Due anni fa mostrò interesse all’acquisto della proprietà di Adeeb Joudeh un attivista palestinese che viveva negli Stati Uniti, Fadi Al-Salamin. L’uomo d’affari è notoriamente vicino a Mohammed Dahlan, dirigente politico palestinese nemico giurato del presidente Mahmoud Abbas, che accusa di corruzione. Haaretz spiega che l’Autorità nazionale palestinese (Anp) s’è messa di traverso per impedire la transazione… «Quando s’è fatto avanti il banchiere Khaled Atari (l’intermediario a cui ci riferivamo sopra – ndr), ho consultato le autorità palestinesi e i notabili della città che mi hanno dato il via libera. Mi è stato detto che potevo fidarmi di lui», si difende Adeeb Joudeh in un virgolettato riportato da Le Figaro. Atari è noto per avere legami con alti funzionari dell’Anp, in particolare con il capo dell’intelligence Majad Faraj, candidato alla successione di Mahmoud Abbas.
Non c’era bisogno d’altro perché lo scandalo politico-familiare scoppiasse in tutta Gerusalemme est: alla notorietà della famiglia Joudeh s’aggiungeva anche un possibile coinvolgimento di alti funzionari dell’Anp.
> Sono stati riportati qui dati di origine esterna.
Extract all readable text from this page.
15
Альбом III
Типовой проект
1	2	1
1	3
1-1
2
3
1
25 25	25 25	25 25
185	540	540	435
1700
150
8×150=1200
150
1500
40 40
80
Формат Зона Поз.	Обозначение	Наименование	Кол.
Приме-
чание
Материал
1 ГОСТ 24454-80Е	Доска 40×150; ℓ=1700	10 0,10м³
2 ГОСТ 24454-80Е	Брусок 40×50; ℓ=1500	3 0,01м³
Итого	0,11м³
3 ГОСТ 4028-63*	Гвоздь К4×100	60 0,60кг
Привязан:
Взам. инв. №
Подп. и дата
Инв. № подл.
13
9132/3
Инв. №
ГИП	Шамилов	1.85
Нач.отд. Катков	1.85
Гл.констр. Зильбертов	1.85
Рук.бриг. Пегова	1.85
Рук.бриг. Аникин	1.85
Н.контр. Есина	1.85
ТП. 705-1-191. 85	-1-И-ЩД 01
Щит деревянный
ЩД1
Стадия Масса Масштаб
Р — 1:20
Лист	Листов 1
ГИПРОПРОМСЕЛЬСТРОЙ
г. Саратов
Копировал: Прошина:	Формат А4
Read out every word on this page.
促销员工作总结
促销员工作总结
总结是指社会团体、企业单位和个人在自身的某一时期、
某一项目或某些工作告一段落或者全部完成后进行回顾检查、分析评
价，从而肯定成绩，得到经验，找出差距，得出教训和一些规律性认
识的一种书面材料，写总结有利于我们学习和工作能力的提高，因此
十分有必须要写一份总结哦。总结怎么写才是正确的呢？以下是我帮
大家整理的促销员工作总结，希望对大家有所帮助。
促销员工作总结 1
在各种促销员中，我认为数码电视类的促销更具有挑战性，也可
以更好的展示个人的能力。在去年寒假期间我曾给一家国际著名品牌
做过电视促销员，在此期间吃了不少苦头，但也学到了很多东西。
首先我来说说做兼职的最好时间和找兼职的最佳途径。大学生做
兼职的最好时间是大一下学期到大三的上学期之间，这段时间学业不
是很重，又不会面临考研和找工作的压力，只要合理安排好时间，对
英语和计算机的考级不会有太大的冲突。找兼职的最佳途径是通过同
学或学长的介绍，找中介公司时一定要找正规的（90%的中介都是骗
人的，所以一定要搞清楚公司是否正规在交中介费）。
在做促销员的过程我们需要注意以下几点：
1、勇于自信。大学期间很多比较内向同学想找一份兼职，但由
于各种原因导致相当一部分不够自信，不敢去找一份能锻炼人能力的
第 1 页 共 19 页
Secondo il media arabo al-Monitor, il primo ministro palestinese Rami Hamdallah ha istituito una commissione per chiarire il caso, mentre il ministro palestinese per le questioni di Gerusalemme, Adnan Husseini, ha riferito allo stesso giornale che, visti i problemi sorti con la casa di Adeeb Joudeh, sarebbe preferibile che le chiavi della basilica del Santo Sepolcro fossero affidate a qualcun altro. Che potrebbe essere un altro membro della stessa famiglia, cosa che consentirebbe il rispetto dello status quo.
Secondo il quotidiano Haaretz del 4 novembre, un ramo della famiglia Joudeh ha diramato una dichiarazione dove dice che si è tentato di togliere la chiave del Santo Sepolcro ad Adeeb Joudeh, ma lui ha rifiutato di cederla. Sfidando le pressioni della famiglia, della strada palestinese, dei politici e persino qualche minaccia di morte (sempre stando a Haaretz), Adeeb Joudeh ha dichiarato ad al-Monitor d’essere onorato di aver ricevuto la chiave delle precedenti generazioni e di non aver alcuna intenzione di rinunciarvi. «Mio padre aveva le chiavi. Suo padre prima di lui. Io stesso consegnerò volentieri le chiavi al mio figlio maggiore quando verrà il momento, seguendo la tradizione nella nostra famiglia».